Fellow white people: It's OK to feel deeply uncomfortable

posted by Jeff | Friday, July 10, 2020, 12:00 PM | comments: 0

I'm kind of tired of people referring to these as "extraordinary times," but I'm not sure that there's a better word. We've never seen anything like this pandemic in our lifetime. We're also witnessing the largest protest movement in American history as racial inequity continues to haunt us as America's greatest failure.

These two serious crises, if I am to observe the nation through the lens of the Internet, seem to make a lot of people deeply uncomfortable. More specifically though, they seem to make white people really uncomfortable. We all deal with things in our own way, but what's disturbing is the way people simply create their own reality as a way to avoid the feelings of discomfort. Please, fellow white people, embrace the discomfort, because the reality is reality whether you want it to be or not.

Covid-19 is going to be with us for at least six months to a year, and that's assuming that the vaccines actually work and can be produced in enough volume to get them in people. Hope will not make it go away, or make it less dangerous, or make it less contagious. Of course you want to minimize the economic damage it's causing, as we all do, and we can all help do that with limitations by social distancing and wearing a mask in public where we can't avoid people. These mitigation strategies are uncomfortable and inconvenient, for sure, but they're so simple. What do you hope to achieve by throwing a tantrum in Trader Joe's? This is not political, and it's not about your freedom (which is often confused with entitlement). Where one person's freedom starts, another's ends, so the only way we coexist with this virus is to take care of each other with these simple tactics.

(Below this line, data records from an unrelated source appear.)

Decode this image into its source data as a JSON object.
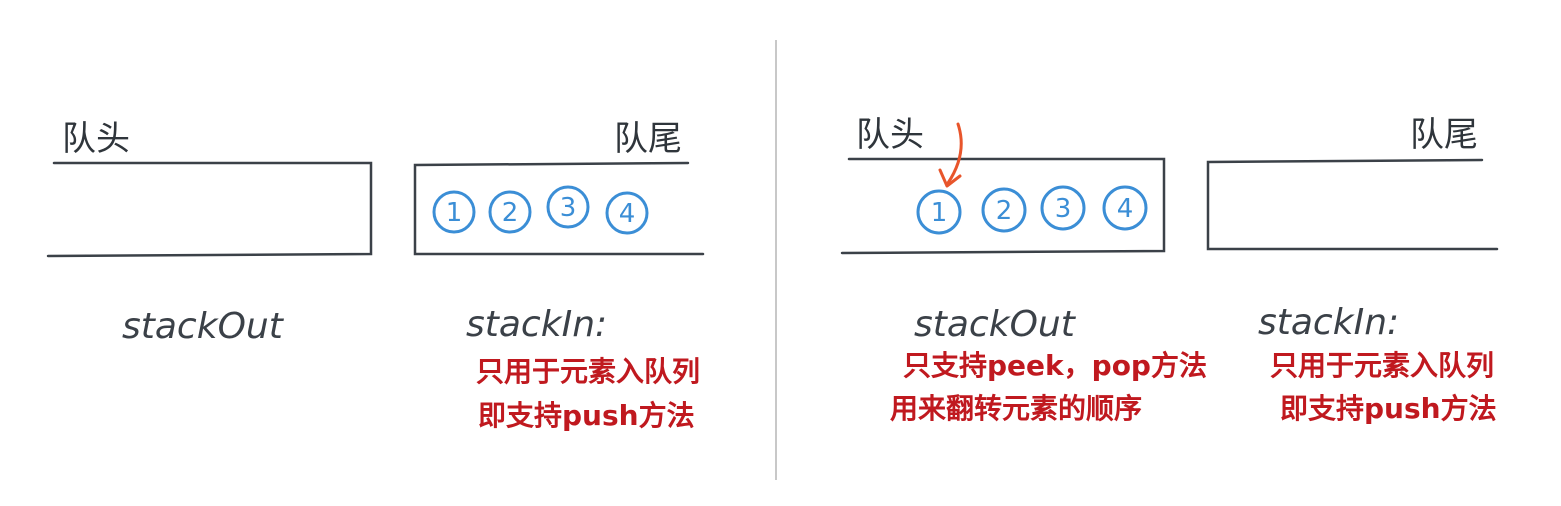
{
  "colors": {
    "ink": "#3b4148",
    "box_stroke": "#3b4148",
    "circle": "#3b8ed6",
    "note": "#c0191f",
    "arrow": "#e8552b",
    "divider": "#c8c8c8"
  },
  "left_panel": {
    "queue_head": "队头",
    "queue_tail": "队尾",
    "stack_out": {
      "label": "stackOut",
      "items": []
    },
    "stack_in": {
      "label": "stackIn:",
      "items": [
        "1",
        "2",
        "3",
        "4"
      ],
      "notes": [
        "只用于元素入队列",
        "即支持push方法"
      ]
    }
  },
  "right_panel": {
    "queue_head": "队头",
    "queue_tail": "队尾",
    "stack_out": {
      "label": "stackOut",
      "items": [
        "1",
        "2",
        "3",
        "4"
      ],
      "notes": [
        "只支持peek，pop方法",
        "用来翻转元素的顺序"
      ]
    },
    "stack_in": {
      "label": "stackIn:",
      "items": [],
      "notes": [
        "只用于元素入队列",
        "即支持push方法"
      ]
    }
  }
}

Systemic racism, you didn't start that, and I didn't either. But it's there, and we can't let generations of failure continue. If your instinctive reaction to this is, "All lives matter," then you are fundamentally failing to listen. If you feel like you have to defend yourself just because this is a topic America is hell bent on reckoning with, why? Racism has been codified into our society in hundreds of different ways, and every one of them is going to be challenged. It's OK to feel deeply uncomfortable about that, because your whole value system, which you likely inherited and did not choose, is being challenged. If you feel judged, it's not because you're uncomfortable, it's because of how you choose to react. I think the more you listen, the more you're willing to understand, the easier that empathy will come to you. And let's be real: people of color asking for an equal footing and a general acknowledgement of the two-America problem will not fundamentally affect you in a negative way.

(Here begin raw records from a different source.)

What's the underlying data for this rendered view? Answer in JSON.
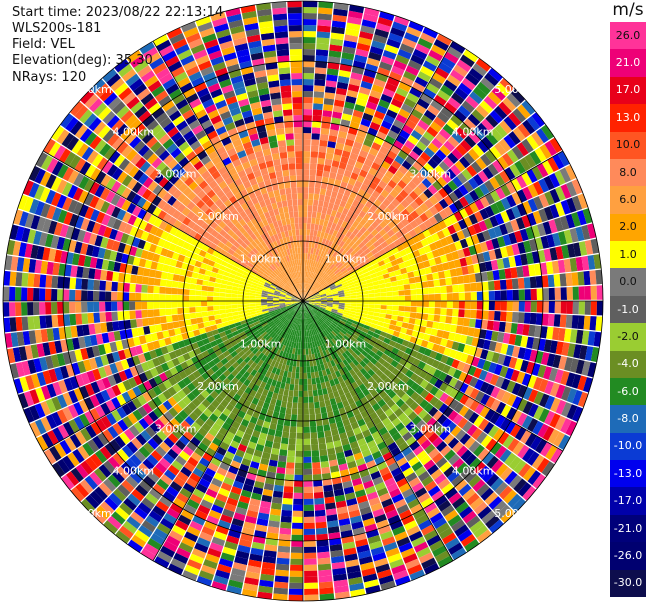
{
  "header": {
    "start_time": "Start time: 2023/08/22 22:13:14",
    "instrument": "WLS200s-181",
    "field": "Field: VEL",
    "elevation": "Elevation(deg): 35.30",
    "nrays": "NRays: 120"
  },
  "chart_data": {
    "type": "ppi_polar_heatmap",
    "field": "VEL",
    "units_label": "m/s",
    "elevation_deg": 35.3,
    "n_rays": 120,
    "range_rings_km": [
      1.0,
      2.0,
      3.0,
      4.0,
      5.0
    ],
    "ring_labels": [
      "1.00km",
      "2.00km",
      "3.00km",
      "4.00km",
      "5.00km"
    ],
    "spokes_deg": [
      0,
      30,
      60,
      90,
      120,
      150,
      180,
      210,
      240,
      270,
      300,
      330
    ],
    "colorbar": {
      "ticks": [
        "26.0",
        "21.0",
        "17.0",
        "13.0",
        "10.0",
        "8.0",
        "6.0",
        "2.0",
        "1.0",
        "0.0",
        "-1.0",
        "-2.0",
        "-4.0",
        "-6.0",
        "-8.0",
        "-10.0",
        "-13.0",
        "-17.0",
        "-21.0",
        "-26.0",
        "-30.0"
      ],
      "values": [
        26,
        21,
        17,
        13,
        10,
        8,
        6,
        2,
        1,
        0,
        -1,
        -2,
        -4,
        -6,
        -8,
        -10,
        -13,
        -17,
        -21,
        -26,
        -30
      ],
      "colors": [
        "#ff3399",
        "#ee0077",
        "#e8001a",
        "#ff2200",
        "#ff5522",
        "#ff8a5a",
        "#ffa040",
        "#ffa500",
        "#ffff00",
        "#7a7a7a",
        "#5f5f5f",
        "#9acd32",
        "#6b8e23",
        "#228b22",
        "#1e6bb8",
        "#0b3bd4",
        "#0000ee",
        "#0000aa",
        "#00007a",
        "#000070",
        "#0d0d4d"
      ]
    },
    "pattern": {
      "near_range_km": 2.5,
      "description_by_azimuth": [
        {
          "from_deg": 300,
          "to_deg": 60,
          "velocity_ms": [
            6,
            10
          ],
          "sense": "receding"
        },
        {
          "from_deg": 60,
          "to_deg": 110,
          "velocity_ms": [
            1,
            2
          ],
          "sense": "receding"
        },
        {
          "from_deg": 250,
          "to_deg": 300,
          "velocity_ms": [
            1,
            2
          ],
          "sense": "receding"
        },
        {
          "from_deg": 110,
          "to_deg": 250,
          "velocity_ms": [
            -6,
            -2
          ],
          "sense": "approaching"
        }
      ],
      "outer_range_noise": true
    }
  }
}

I usually don't like to compare my life to others, because the things that are hard in my life are hard to me. It isn't usually useful to keep score in this manner. However, while we all have our challenges, as a white male, I've never had to worry about driving while black, jogging through an affluent white neighborhood, how my resume might be viewed because of my name, whether or not I can get a loan because of my ethnicity or address, if my child is getting the education he's entitled to compared to white peers and I've never had to worry about whether or not I'm paid fairly relative to other white men. This doesn't mean that I haven't worked hard professionally, it only means that I haven't had to deal with the severe and real impediments that systemic racism cause.

So cool, this all makes you uncomfortable. I would be surprised if it didn't. It's not a reason to push back, it's a reason to listen.